Whatever the numbers, the next big question is how to make robust AI risk mitigation a reality. While AI executives and researchers have expressed concern that they’re moving too fast, they have powerful incentives not to pump the brakes. “You can understand this as a classic prisoner’s dilemma,” Jones explains, referring to the game theory scenario in which acting in self-interest is the rational choice yet leads to a collectively worse outcome. “Each AI lab says, ‘Look, I could race or I could slow down. Even if I slow down, whatever happens is going to happen. But if I continue to race, well, maybe I’m safer than the other people. So I should be part of the race.’”

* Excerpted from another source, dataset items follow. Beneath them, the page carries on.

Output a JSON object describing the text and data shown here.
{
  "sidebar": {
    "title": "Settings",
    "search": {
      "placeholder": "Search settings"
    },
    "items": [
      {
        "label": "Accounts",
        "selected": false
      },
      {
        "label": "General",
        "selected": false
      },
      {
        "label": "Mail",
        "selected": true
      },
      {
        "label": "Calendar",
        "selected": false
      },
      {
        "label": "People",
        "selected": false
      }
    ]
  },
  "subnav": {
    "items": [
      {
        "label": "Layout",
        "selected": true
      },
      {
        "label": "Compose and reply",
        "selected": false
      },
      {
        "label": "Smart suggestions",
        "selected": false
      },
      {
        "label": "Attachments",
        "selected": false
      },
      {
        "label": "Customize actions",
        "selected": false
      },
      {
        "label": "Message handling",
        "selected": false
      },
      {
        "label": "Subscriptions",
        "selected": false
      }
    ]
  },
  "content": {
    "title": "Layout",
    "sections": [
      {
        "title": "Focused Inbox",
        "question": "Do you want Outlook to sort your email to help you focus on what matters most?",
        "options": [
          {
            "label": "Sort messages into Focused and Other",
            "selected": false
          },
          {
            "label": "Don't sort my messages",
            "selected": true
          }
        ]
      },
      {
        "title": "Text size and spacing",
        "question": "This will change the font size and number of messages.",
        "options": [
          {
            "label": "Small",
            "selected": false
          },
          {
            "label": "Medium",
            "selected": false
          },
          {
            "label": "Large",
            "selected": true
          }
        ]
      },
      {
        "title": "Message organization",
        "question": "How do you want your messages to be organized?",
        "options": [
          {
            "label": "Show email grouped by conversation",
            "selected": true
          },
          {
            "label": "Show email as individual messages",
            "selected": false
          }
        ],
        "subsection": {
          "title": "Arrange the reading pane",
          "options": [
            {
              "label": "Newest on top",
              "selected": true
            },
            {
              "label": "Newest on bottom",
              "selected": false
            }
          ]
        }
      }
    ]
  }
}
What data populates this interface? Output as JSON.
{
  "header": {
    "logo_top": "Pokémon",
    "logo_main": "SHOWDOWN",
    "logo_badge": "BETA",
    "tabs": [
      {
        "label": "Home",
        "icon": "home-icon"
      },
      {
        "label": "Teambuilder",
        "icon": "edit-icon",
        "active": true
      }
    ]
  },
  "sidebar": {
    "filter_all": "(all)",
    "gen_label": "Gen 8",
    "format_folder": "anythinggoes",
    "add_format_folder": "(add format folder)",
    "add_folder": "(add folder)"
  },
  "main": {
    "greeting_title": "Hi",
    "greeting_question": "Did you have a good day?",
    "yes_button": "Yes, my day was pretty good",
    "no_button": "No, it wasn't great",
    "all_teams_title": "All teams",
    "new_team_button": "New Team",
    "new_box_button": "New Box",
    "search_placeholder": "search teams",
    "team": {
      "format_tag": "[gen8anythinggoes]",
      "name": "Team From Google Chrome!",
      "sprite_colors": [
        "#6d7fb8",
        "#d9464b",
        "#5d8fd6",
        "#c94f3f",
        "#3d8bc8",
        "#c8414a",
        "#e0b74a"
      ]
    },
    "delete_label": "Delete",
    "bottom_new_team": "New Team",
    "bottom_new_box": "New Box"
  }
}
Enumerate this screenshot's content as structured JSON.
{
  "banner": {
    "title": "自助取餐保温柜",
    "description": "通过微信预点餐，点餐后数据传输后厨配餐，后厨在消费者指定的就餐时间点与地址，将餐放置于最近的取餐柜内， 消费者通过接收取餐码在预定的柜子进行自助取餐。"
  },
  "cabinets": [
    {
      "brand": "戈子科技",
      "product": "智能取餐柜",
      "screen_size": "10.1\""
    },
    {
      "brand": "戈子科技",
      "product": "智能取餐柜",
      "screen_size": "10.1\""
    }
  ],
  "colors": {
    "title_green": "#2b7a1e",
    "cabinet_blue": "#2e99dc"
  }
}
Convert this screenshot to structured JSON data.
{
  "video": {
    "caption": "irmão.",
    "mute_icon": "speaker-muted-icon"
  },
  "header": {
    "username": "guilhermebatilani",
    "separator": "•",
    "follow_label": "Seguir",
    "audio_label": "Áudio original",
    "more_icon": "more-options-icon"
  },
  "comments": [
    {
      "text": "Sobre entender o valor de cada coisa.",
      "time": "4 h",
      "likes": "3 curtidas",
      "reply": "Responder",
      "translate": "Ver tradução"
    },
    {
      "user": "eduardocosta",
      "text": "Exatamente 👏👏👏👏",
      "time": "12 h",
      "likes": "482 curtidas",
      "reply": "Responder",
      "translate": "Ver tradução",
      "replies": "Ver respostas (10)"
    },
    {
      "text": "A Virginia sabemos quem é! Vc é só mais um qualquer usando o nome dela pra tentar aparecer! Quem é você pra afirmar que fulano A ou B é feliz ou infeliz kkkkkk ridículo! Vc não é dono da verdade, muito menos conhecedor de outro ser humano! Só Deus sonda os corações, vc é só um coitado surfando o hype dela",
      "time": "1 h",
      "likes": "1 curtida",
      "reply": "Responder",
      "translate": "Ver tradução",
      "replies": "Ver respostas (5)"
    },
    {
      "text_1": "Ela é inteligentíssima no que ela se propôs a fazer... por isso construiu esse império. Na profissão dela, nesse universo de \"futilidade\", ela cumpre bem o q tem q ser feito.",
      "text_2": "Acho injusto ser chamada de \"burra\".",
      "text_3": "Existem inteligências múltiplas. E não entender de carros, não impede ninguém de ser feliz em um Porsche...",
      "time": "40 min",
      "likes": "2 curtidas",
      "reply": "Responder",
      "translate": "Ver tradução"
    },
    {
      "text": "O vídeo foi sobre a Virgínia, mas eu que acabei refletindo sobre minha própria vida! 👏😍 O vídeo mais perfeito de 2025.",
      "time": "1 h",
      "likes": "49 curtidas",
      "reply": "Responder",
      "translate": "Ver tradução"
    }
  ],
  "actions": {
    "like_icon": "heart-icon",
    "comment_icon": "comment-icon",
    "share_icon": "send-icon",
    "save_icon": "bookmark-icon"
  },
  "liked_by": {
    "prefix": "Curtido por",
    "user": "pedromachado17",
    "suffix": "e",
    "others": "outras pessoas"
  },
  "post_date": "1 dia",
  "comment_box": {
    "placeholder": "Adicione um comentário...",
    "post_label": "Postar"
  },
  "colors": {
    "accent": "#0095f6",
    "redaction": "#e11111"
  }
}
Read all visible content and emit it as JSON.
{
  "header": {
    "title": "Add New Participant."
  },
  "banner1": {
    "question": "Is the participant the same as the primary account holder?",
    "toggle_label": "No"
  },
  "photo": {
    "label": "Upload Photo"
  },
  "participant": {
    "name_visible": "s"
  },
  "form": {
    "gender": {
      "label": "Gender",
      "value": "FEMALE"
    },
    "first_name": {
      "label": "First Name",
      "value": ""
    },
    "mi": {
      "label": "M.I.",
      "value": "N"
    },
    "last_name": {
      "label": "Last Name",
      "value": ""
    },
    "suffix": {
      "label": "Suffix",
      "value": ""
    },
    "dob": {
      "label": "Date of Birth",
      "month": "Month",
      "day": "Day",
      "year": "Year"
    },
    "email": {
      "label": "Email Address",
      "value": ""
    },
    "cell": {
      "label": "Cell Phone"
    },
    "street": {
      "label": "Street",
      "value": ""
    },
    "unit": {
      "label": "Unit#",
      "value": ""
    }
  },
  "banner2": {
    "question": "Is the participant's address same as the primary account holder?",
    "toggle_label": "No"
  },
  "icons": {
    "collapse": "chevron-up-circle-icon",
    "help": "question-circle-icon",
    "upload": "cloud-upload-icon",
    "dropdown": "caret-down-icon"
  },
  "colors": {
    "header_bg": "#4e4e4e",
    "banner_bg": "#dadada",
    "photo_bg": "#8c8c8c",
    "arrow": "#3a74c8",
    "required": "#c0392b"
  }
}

Though Jones does not fully describe the policies that could cool the AI arms race, he has some ideas. A tax on GPUs could fund safety research. Drawing on another familiar risk scenario, he sketches a picture in which advanced AI is controlled like nuclear weapons, kept in check by international agreements and institutions. During the Cold War, Jones says, “we managed not to push the red button.”
Yet he acknowledges that containing AI may prove even more daunting than preventing nuclear war: “If eight billion people had access to the red button, can you ensure nobody pushes the red button?”